Margaret Hartmann of New York: "Hamilton Fish V, the publisher of The New Republic, is taking a leave of absence from the magazine pending an investigation into allegations that he behaved inappropriately toward female staffers."

Beyond the Beltway

... Jess Bidgood, et al., of the New York Times: "Nearly 200 women have signed a letter denouncing a culture of rampant sexual misconduct in and around the [California] state government here in Sacramento. They complain of male lawmakers groping them, of male staff members threatening them and of a human resources system so broken that it is unable to give serious grievances a fair hearing. In dozens of interviews, women -- including legislative aides and lobbyists who said they had endured years of sexual harassment -- said the flawed system had left them with few options to stop behavior that threatened their livelihoods and careers.... In interviews, women said that they saw no benefit in taking their grievances to authorities. 'Retaliation can come in the form of intimidation, public trashing or being blacklisted,' said Naveen Habib...."

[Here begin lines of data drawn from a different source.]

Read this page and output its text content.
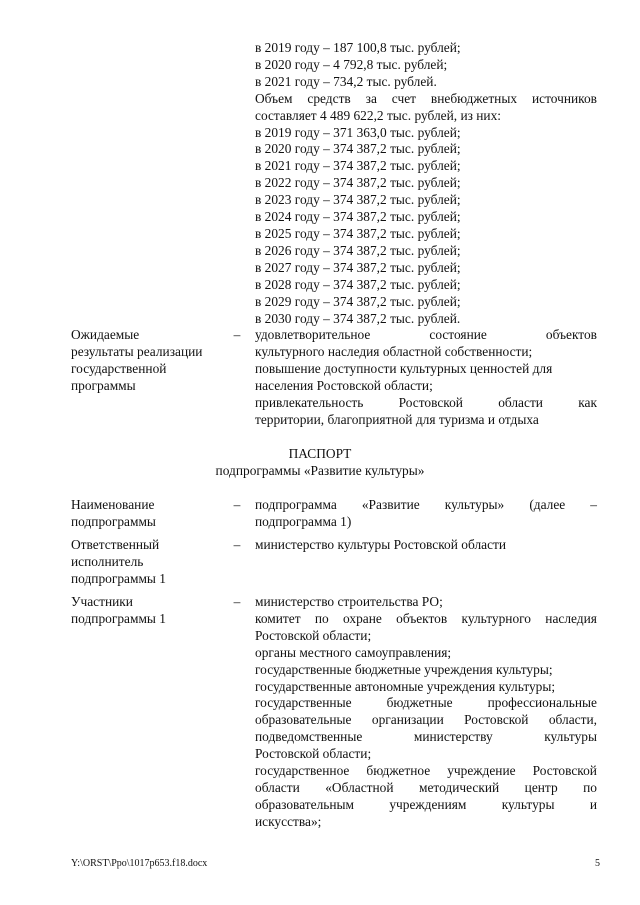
в 2019 году – 187 100,8 тыс. рублей;
в 2020 году – 4 792,8 тыс. рублей;
в 2021 году – 734,2 тыс. рублей.
Объем средств за счет внебюджетных источников
составляет 4 489 622,2 тыс. рублей, из них:
в 2019 году – 371 363,0 тыс. рублей;
в 2020 году – 374 387,2 тыс. рублей;
в 2021 году – 374 387,2 тыс. рублей;
в 2022 году – 374 387,2 тыс. рублей;
в 2023 году – 374 387,2 тыс. рублей;
в 2024 году – 374 387,2 тыс. рублей;
в 2025 году – 374 387,2 тыс. рублей;
в 2026 году – 374 387,2 тыс. рублей;
в 2027 году – 374 387,2 тыс. рублей;
в 2028 году – 374 387,2 тыс. рублей;
в 2029 году – 374 387,2 тыс. рублей;
в 2030 году – 374 387,2 тыс. рублей.
Ожидаемые
результаты реализации
государственной
программы
– удовлетворительное	состояние	объектов
культурного наследия областной собственности;
повышение доступности культурных ценностей для
населения Ростовской области;
привлекательность	Ростовской	области	как
территории, благоприятной для туризма и отдыха
ПАСПОРТ
подпрограммы «Развитие культуры»
Наименование
подпрограммы
– подпрограмма «Развитие культуры» (далее –
подпрограмма 1)
Ответственный
исполнитель
подпрограммы 1
– министерство культуры Ростовской области
Участники
подпрограммы 1
– министерство строительства РО;
комитет по охране объектов культурного наследия
Ростовской области;
органы местного самоуправления;
государственные бюджетные учреждения культуры;
государственные автономные учреждения культуры;
государственные	бюджетные	профессиональные
образовательные организации Ростовской области,
подведомственные	министерству	культуры
Ростовской области;
государственное бюджетное учреждение Ростовской
области «Областной методический центр по
образовательным	учреждениям	культуры	и
искусства»;
Y:\ORST\Ppo\1017p653.f18.docx	5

Dinner with Racists. Amy Wang of the Washington Post: "Hours after a 'White Lives Matter' rally unfolded Saturday in Shelbyville, Tenn. -- resulting in lots of counterprotesters, but no violence -- a fight broke out between a smaller group of white supremacists and an interracial couple at a restaurant in Brentwood, about 50 miles to the north.... ['One of the group] told [the woman, who was white,]to join their table and leave her boyfriend,' police said in a statement. 'The argument inside apparently escalated even after the female victim had gone outside to de-escalate the situation.' Police said another woman from the self-identified 'white lives matter' group began to argue with the 30-year-old woman, who was then reportedly punched in the face by a man, causing a cut above her eye."